Schnell waren sie im Zirkus angekommen und versteckten sich hinter einer Plane, dort konnten sie alles gut verfolgen. Dann wurde Piks angekündigt. Alles war für ihn vorbereitet. Er machte ein trauriges Gesicht, bevor er sich auf sein Brett legte und eine Schönheit ihre Turnübungen auf seinem Körper vollführte. Else bohrte ihren spitzen Schnabel in die Seite von Fitzliblitz. „Tu endlich was!“
Der Zauberstab wurde geschwungen, eine Zauberformel gemurmelt. Und dann wurden sie entdeckt. Ein Aufseher kam angerannt und verjagte sie.
Als sie wieder am Meer angekommen waren, fragte Else außer Atem: „Meinst du … dein Spruch … war der rechte?“
Fitzliblitz hob die Schultern, verbeugte sich galant und war wieder einmal verschwunden.
„Eigenartiger Knabe“, dachte die Möwe und grinste, „hat ihn wohl wieder mal sein Meister gerufen!“
Schon am nächsten Morgen kam Piks freudestrahlend angerannt und schrie von weitem: „Else, die Nägel pieksen nicht mehr. Die Vorstellung war ein großer Erfolg. Ich hatte solche Angst, doch plötzlich waren die scharfen Nägel wie durch ein Wunder weich wie Wattebällchen. Ich habe mein Lachen wieder. Ach, das Leben kann so schön sein!“
„Es war der rechte Spruch, freute sich Else. „Er hat den rechten Zauberspruch gewusst!“ Sie breitete ihre Flügel aus, klapperte mit ihrem Schnäbelchen und hüpfte vor Vergnügen auf ihren dünnen Stelzen umher.
„Ja, und stell dir nur vor. Der Prinzipal wollte nicht glauben, was er sah und hat nach der Vorstellung seinen Zeigefinger auf einen Nagel gedrückt. Was glaubst du, was passiert ist? Er hat geblutet! Nur bei mir sind die Nägel weich, allen anderen zeigen sie sich in all ihrer Schärfe. Ist das nicht großartig? Oh, ich bin dem Zauberlehrling und dir so dankbar, kleine Else!“
„Hab ich doch gern getan“, freute sich die kleine Möwe.
„Ich freu mich, dass mein Zauberspruch gleich beim ersten Male der rechte war“, lachte es herzlich über ihren Köpfen, ohne dass irgendjemand zu sehen war. Doch Piks und Else wussten, dass es nur Fitzliblitz‘ Stimme gewesen sein konnte.
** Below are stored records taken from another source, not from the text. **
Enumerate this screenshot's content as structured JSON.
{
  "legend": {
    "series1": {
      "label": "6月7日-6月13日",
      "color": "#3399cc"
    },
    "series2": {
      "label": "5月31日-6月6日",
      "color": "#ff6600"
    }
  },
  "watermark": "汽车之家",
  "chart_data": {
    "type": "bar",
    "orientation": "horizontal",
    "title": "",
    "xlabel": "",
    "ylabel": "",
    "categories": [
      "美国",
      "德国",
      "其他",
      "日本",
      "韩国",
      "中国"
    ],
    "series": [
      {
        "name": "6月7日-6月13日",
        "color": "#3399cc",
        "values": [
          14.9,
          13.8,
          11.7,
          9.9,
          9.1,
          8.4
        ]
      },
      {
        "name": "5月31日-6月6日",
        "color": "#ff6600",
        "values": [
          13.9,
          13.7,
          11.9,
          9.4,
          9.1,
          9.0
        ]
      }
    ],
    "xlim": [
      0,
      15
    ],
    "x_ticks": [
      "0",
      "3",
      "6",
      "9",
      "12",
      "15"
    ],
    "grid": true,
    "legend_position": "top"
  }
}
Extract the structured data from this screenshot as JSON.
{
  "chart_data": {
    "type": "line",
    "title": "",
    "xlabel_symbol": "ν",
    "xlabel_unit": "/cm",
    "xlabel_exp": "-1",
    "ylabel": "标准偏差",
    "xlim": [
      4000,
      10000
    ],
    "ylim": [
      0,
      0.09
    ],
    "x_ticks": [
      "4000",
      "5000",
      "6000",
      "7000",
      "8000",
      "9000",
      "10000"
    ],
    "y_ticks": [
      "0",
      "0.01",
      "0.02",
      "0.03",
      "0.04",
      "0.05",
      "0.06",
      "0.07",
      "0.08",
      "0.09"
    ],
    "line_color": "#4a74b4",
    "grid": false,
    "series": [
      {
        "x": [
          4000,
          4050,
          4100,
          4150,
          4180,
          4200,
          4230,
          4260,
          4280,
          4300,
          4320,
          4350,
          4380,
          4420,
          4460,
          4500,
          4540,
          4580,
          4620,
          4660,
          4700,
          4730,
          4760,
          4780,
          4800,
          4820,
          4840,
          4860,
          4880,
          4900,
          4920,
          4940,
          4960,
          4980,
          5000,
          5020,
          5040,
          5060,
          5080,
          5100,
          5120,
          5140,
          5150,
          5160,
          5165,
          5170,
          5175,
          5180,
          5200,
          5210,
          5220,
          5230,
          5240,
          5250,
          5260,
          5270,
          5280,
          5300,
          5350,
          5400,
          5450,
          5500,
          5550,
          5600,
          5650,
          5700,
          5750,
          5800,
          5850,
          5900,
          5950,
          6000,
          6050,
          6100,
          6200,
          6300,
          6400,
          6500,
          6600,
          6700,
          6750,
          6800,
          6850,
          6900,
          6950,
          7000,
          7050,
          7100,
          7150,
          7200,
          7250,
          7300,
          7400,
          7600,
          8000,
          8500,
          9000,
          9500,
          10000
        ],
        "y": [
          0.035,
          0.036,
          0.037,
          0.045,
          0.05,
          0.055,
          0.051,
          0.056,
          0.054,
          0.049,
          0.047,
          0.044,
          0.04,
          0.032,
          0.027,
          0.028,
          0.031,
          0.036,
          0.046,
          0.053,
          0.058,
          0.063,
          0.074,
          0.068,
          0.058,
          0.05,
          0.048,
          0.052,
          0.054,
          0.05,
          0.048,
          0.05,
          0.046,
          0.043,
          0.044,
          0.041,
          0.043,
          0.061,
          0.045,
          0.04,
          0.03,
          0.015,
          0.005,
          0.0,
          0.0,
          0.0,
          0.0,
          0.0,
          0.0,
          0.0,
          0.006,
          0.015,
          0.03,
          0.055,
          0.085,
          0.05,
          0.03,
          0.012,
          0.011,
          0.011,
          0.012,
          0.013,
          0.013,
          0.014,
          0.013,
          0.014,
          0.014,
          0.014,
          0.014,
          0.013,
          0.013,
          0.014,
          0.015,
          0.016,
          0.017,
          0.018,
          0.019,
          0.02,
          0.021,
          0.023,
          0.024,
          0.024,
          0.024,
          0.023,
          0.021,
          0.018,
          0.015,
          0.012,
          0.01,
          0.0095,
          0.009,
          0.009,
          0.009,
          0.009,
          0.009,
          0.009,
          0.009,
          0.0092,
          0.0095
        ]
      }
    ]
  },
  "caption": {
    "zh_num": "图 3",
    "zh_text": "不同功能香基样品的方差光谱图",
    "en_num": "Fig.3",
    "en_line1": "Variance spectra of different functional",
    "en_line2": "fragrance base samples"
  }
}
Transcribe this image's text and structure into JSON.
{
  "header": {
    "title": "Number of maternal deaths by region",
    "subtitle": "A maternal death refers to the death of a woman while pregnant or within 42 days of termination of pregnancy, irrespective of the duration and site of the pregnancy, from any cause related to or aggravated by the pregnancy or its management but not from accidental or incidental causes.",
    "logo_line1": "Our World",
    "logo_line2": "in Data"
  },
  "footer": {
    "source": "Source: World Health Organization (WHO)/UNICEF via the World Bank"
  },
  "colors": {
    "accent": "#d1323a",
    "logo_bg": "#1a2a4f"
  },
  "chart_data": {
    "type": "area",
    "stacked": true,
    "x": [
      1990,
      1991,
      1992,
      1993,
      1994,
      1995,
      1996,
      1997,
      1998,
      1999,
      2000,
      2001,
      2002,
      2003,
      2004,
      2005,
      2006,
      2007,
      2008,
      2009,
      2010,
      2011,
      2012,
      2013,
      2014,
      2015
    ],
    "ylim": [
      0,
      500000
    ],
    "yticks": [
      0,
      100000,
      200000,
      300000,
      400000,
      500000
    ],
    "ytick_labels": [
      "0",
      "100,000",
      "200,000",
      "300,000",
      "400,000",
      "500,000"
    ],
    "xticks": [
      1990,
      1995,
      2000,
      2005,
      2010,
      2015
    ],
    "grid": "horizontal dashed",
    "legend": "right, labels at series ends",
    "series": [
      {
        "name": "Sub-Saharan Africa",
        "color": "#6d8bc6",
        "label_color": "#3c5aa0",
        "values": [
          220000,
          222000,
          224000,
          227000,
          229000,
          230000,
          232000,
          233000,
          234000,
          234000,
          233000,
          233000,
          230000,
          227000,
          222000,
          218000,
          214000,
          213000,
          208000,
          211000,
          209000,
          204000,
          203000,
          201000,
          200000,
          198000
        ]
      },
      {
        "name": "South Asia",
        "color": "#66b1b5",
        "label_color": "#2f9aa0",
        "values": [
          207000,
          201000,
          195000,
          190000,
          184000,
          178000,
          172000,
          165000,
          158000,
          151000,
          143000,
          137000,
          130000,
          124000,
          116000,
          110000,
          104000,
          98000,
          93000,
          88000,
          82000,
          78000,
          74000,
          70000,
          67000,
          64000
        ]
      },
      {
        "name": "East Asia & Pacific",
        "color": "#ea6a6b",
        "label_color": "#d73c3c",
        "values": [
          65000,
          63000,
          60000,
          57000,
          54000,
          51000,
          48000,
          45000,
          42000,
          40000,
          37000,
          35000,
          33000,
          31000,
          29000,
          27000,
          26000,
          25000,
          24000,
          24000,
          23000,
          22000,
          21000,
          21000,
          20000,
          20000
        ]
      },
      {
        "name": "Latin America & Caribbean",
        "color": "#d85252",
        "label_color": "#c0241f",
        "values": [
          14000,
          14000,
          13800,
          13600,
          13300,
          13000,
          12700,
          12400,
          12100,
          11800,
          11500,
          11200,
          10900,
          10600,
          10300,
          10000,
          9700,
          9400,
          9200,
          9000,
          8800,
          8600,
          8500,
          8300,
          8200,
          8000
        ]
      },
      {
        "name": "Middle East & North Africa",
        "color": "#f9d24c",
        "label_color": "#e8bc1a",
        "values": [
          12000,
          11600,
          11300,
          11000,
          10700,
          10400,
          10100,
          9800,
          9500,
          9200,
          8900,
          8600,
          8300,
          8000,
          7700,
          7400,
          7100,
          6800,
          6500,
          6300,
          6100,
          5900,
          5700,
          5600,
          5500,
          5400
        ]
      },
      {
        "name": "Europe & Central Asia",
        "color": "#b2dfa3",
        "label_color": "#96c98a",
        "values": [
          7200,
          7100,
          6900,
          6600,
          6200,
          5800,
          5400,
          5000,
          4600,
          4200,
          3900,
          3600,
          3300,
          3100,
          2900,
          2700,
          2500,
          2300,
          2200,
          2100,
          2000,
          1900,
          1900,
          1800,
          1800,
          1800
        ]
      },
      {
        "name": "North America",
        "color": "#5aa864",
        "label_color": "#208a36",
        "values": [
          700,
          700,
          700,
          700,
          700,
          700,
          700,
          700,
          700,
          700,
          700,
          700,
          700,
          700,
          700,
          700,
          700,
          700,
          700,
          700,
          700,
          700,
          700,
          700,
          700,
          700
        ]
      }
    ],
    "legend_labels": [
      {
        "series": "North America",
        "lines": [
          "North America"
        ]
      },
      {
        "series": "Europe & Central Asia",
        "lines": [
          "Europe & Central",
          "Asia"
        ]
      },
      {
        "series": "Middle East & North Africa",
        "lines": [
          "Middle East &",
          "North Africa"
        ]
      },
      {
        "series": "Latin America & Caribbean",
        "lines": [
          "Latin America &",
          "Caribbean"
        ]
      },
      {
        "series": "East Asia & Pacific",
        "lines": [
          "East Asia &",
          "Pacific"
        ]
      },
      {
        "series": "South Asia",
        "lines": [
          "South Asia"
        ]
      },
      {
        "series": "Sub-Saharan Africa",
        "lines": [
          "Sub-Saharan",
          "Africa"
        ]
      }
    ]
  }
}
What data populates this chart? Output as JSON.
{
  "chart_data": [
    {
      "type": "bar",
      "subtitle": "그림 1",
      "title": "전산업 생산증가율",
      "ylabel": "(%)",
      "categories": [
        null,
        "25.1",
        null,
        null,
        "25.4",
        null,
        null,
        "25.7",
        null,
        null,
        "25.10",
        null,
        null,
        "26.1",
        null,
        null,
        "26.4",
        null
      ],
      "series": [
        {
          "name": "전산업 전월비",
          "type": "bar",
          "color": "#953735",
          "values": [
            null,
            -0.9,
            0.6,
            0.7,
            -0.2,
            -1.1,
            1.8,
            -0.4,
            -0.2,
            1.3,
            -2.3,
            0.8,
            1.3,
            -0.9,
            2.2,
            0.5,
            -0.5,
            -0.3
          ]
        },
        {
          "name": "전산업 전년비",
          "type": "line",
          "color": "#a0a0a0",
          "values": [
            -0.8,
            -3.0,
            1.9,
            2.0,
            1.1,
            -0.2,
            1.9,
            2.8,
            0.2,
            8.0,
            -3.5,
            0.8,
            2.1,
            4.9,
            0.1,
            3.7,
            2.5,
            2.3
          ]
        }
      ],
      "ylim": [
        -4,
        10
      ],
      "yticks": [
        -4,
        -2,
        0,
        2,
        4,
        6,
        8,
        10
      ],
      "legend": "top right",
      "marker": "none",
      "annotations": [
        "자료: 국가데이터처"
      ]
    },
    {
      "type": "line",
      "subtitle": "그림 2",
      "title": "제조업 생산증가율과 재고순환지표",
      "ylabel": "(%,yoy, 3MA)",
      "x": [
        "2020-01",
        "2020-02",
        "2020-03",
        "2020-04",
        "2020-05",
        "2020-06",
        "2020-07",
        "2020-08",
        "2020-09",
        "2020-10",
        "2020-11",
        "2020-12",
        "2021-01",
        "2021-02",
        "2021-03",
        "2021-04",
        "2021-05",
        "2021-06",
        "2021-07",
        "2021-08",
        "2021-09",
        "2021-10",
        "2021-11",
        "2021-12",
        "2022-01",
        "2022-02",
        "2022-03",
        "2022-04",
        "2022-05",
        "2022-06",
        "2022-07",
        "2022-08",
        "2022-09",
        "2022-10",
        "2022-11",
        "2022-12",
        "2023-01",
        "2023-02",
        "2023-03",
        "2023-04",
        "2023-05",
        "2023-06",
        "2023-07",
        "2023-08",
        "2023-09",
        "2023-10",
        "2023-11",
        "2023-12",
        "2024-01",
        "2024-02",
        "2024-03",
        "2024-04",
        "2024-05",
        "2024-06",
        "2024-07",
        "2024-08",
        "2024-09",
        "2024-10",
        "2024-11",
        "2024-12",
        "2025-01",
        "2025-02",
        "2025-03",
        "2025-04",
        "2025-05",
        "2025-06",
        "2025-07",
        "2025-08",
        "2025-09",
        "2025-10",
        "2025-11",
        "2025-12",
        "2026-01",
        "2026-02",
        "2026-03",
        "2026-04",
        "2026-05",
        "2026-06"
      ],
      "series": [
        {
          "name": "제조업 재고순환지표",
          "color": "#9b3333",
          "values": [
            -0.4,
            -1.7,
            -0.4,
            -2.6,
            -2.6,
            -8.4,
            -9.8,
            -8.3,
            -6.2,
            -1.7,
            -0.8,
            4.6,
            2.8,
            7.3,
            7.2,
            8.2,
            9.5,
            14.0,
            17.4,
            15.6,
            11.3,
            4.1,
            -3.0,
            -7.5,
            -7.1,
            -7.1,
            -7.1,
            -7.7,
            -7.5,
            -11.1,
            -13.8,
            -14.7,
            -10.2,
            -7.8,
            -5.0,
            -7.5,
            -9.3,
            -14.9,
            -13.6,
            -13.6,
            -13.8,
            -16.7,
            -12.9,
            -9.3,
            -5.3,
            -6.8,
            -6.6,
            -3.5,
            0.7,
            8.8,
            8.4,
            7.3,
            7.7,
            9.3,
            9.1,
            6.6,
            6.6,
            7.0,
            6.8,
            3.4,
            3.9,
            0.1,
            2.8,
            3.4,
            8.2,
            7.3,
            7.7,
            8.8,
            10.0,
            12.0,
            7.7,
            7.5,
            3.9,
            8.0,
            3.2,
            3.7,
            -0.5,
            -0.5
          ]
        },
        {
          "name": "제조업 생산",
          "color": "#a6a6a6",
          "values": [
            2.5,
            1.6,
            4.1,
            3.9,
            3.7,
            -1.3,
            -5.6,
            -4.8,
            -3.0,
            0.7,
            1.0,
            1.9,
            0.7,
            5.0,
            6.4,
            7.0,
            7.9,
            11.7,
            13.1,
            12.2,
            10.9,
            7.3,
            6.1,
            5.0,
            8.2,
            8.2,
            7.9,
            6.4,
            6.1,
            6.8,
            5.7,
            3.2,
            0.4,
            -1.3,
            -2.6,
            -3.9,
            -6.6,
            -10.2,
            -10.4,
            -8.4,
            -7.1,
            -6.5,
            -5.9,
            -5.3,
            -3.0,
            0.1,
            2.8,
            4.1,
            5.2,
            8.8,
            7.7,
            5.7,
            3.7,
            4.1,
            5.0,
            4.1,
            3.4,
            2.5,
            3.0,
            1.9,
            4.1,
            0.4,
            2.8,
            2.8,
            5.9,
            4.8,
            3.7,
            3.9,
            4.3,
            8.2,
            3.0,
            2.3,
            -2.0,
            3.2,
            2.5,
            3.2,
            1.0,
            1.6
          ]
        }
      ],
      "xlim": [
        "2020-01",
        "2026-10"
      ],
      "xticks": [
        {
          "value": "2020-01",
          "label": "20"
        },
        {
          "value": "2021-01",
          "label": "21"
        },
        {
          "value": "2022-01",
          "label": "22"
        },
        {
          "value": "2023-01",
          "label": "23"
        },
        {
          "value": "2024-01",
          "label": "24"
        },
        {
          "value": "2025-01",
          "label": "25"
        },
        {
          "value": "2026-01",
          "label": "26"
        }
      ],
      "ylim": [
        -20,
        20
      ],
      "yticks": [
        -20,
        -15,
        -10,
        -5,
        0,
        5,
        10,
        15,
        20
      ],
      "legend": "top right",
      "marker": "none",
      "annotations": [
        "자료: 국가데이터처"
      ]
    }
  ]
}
Über dem Meer kamen nun zwei winzige Punkte angeflogen, die schnell größer wurden. Es waren Elses Eltern mit feinen Leckerbissen. Sie begrüßten ihr Kind und auch den Fakir. Beide erzählten, was sie alles erlebt hatten und am Appetit von Else bemerkten die Möweneltern, dass sie ihr Töchterchen wohl diesmal zu lange allein gelassen hatten. Da Else nun richtig fliegen konnte, gaben die Möwen ihr Nest in der Palme auf. Sie verabschiedeten sich von Piks und flogen auf ein am Horizont auftauchendes Segelschiff zu, mit dem sie gedachten, ein Stück weit in die Welt zu kommen.
Der Fakir blickte den dreien traurig nach. Er hatte Else lieb gewonnen. „Wer weiß, ob ich sie jemals wiedersehe?“, dachte er, schließlich zieht auch ein Zirkus in der Welt umher und winkte, so lange, bis die drei Punkte seinen Augen entschwunden waren.